Heineken Malaysia Berhad - A Resilient 2QFY24

sectoranalyst
Publish date: Thu, 08 Aug 2024, 09:59 AM

Review

  • Heineken Malaysia Berhad’s (Heineken) 2QFY24 core earnings of RM91.1mn (+0.7% YoY) came in within expectations. Although revenue remained flat (-0.7% YoY), the improvement in earnings was largely attributed to effective cost management, as operating expenses decreased by 1.4% YoY to RM444.1mn. The slight dip in sales was due to weaker consumer sentiment.
  • On a QoQ basis, 2QFY24 core net profit fell by 25.6%, in tandem with a 28.3% decline in revenue to RM565.5mn. The weaker QoQ performance was primarily due to higher revenue in 1QFY24, which was boosted by Chinese New Year festive sales.
  • Cumulatively, 1HFY24 core earnings increased by 6.6% YoY to RM213.6mn, accounting for 51% of our full-year forecast and 53% of consensus estimates.

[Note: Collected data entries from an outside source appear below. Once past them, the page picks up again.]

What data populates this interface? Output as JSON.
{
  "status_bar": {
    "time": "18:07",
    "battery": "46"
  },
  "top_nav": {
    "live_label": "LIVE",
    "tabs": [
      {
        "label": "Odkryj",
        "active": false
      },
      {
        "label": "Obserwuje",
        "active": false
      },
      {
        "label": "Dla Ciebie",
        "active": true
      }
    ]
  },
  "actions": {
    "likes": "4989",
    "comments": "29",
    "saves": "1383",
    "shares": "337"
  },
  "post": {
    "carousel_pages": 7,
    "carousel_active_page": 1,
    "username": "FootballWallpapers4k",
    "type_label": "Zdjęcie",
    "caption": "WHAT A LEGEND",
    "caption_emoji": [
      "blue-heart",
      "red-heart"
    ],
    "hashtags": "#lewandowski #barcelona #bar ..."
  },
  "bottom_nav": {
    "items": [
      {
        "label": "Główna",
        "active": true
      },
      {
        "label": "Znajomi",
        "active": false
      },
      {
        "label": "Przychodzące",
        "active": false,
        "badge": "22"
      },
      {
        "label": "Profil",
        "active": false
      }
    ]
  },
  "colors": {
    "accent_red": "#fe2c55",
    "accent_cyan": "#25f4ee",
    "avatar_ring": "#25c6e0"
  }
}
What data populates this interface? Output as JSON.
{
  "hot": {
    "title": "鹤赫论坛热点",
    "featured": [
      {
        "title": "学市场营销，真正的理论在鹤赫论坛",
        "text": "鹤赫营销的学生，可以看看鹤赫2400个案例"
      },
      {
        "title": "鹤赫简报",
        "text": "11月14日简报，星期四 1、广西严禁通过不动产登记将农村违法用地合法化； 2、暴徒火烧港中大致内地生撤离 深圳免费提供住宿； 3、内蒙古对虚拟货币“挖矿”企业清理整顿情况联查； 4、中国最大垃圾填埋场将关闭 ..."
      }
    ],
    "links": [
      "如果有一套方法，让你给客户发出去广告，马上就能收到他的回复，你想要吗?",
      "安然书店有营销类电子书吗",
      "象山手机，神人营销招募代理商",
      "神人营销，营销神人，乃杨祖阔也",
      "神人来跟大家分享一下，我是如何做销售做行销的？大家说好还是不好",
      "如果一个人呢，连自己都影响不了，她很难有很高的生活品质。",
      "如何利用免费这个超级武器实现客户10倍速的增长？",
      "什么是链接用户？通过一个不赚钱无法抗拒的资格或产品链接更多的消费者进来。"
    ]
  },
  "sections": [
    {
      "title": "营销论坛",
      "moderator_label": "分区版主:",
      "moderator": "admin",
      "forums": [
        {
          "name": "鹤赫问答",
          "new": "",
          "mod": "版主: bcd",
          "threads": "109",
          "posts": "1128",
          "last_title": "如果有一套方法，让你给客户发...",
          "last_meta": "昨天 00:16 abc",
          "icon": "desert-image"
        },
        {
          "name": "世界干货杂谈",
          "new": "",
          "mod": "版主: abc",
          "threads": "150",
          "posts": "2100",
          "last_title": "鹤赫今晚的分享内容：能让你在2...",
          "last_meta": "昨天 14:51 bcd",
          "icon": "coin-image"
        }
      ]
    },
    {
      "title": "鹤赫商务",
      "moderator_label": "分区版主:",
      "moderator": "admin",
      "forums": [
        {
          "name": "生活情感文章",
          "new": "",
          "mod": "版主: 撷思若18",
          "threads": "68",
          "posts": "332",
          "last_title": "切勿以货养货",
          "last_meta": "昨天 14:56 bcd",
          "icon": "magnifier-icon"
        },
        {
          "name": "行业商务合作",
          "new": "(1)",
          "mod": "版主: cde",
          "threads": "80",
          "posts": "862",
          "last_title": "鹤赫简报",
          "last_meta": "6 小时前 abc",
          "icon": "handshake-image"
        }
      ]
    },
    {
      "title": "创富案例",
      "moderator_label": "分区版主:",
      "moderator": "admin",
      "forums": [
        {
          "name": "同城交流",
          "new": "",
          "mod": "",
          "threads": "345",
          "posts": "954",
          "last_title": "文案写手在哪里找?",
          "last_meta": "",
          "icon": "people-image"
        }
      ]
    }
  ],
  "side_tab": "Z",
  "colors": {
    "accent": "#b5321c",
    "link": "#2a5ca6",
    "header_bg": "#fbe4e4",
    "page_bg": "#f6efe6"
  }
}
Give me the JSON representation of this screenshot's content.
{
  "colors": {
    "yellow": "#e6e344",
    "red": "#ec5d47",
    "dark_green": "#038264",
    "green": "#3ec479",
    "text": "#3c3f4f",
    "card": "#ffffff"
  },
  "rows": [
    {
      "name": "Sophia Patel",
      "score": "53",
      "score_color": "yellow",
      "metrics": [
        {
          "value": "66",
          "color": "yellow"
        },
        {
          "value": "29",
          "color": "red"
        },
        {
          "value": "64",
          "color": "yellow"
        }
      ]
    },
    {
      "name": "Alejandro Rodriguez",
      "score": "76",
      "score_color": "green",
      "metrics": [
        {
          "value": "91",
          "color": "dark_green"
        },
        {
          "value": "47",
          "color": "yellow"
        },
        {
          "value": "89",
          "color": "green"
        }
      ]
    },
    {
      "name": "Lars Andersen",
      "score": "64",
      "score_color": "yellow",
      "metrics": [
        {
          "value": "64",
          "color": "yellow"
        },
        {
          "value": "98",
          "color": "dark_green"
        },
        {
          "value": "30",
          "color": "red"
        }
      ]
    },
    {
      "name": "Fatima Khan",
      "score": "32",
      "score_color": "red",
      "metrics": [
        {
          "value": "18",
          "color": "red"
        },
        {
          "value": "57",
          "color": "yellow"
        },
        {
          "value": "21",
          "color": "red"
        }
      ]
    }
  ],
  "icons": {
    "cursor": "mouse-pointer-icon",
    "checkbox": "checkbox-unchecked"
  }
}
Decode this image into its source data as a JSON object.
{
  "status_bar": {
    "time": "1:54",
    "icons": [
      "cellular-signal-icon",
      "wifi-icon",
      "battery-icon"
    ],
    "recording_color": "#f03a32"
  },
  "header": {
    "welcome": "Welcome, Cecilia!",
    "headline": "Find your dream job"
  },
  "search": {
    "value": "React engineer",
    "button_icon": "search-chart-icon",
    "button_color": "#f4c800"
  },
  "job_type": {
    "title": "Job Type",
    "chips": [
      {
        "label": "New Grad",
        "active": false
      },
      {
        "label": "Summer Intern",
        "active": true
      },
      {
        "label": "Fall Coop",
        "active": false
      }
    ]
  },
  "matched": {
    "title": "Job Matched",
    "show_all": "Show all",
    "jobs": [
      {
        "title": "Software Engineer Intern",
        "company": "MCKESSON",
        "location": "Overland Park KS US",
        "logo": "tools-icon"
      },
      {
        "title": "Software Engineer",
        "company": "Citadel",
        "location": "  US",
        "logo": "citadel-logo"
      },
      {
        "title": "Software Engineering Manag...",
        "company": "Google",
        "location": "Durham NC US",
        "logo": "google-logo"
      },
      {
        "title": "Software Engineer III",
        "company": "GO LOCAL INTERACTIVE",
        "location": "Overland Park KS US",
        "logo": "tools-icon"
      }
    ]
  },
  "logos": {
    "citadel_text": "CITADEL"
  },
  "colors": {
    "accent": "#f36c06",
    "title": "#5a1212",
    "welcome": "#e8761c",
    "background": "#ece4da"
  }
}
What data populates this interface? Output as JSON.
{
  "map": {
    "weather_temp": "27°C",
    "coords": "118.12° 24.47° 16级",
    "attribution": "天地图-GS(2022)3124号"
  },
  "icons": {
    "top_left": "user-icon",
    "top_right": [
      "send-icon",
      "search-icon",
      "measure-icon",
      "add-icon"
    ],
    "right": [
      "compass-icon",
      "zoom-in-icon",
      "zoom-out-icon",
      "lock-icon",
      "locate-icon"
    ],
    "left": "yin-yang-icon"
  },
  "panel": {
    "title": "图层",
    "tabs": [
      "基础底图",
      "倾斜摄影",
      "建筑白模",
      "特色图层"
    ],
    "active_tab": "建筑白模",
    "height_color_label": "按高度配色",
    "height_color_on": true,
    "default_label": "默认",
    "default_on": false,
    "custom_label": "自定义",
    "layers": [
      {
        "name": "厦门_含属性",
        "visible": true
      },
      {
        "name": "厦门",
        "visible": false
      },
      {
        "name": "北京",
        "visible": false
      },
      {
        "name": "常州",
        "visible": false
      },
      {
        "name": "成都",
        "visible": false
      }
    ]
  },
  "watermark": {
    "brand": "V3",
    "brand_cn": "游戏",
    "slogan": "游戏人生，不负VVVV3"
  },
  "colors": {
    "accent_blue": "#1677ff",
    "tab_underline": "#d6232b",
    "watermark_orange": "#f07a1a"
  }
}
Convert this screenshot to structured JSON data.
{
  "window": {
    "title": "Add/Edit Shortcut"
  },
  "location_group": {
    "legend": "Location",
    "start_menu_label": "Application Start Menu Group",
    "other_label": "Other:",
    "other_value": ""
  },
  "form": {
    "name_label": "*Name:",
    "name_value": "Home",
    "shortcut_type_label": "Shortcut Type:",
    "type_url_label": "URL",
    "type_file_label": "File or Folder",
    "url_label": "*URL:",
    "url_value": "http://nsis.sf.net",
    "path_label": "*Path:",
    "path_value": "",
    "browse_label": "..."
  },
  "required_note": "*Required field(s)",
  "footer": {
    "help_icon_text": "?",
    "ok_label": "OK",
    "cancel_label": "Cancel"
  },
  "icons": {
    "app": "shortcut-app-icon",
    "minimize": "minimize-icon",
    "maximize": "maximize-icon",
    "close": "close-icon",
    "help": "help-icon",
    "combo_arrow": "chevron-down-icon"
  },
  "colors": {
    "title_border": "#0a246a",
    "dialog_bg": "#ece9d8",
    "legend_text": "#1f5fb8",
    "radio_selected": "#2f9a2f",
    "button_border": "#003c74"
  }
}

This increase in earnings was driven by cost efficiencies and the effective implementation of strategic commercial initiatives, including the Chinese New Year campaign in 1QFY24.
  • The group declared a single tier interim dividend of 40.0sen/share for the quarter under review, which is consistent with 2QFY23. This translates to a 56.6% payout ratio of 1HFY24 earnings.

Impact

  • We are maintaining our FY24-26 earnings projections.

Outlook

  • To recap, Heineken implemented a price adjustment for selected products in April 2024 to address higher input costs. The previous increase in beer prices occurred in July 2022, when prices rose by approximately 8% to 10%. Despite this recent adjustment, we expect consumer demand to remain resilient.
  • Overall, we believe that 2HFY24 performance will remain robust, supported by higher on-trade sales, price revisions, and increased international tourist arrivals

Valuation

  • Factoring in an ESG premium of +3%, we have assigned a new TP of RM28.02/share (k: 8.0%, g: 3.0%) based on DCF valuation. Reiterate Buy on Heineken.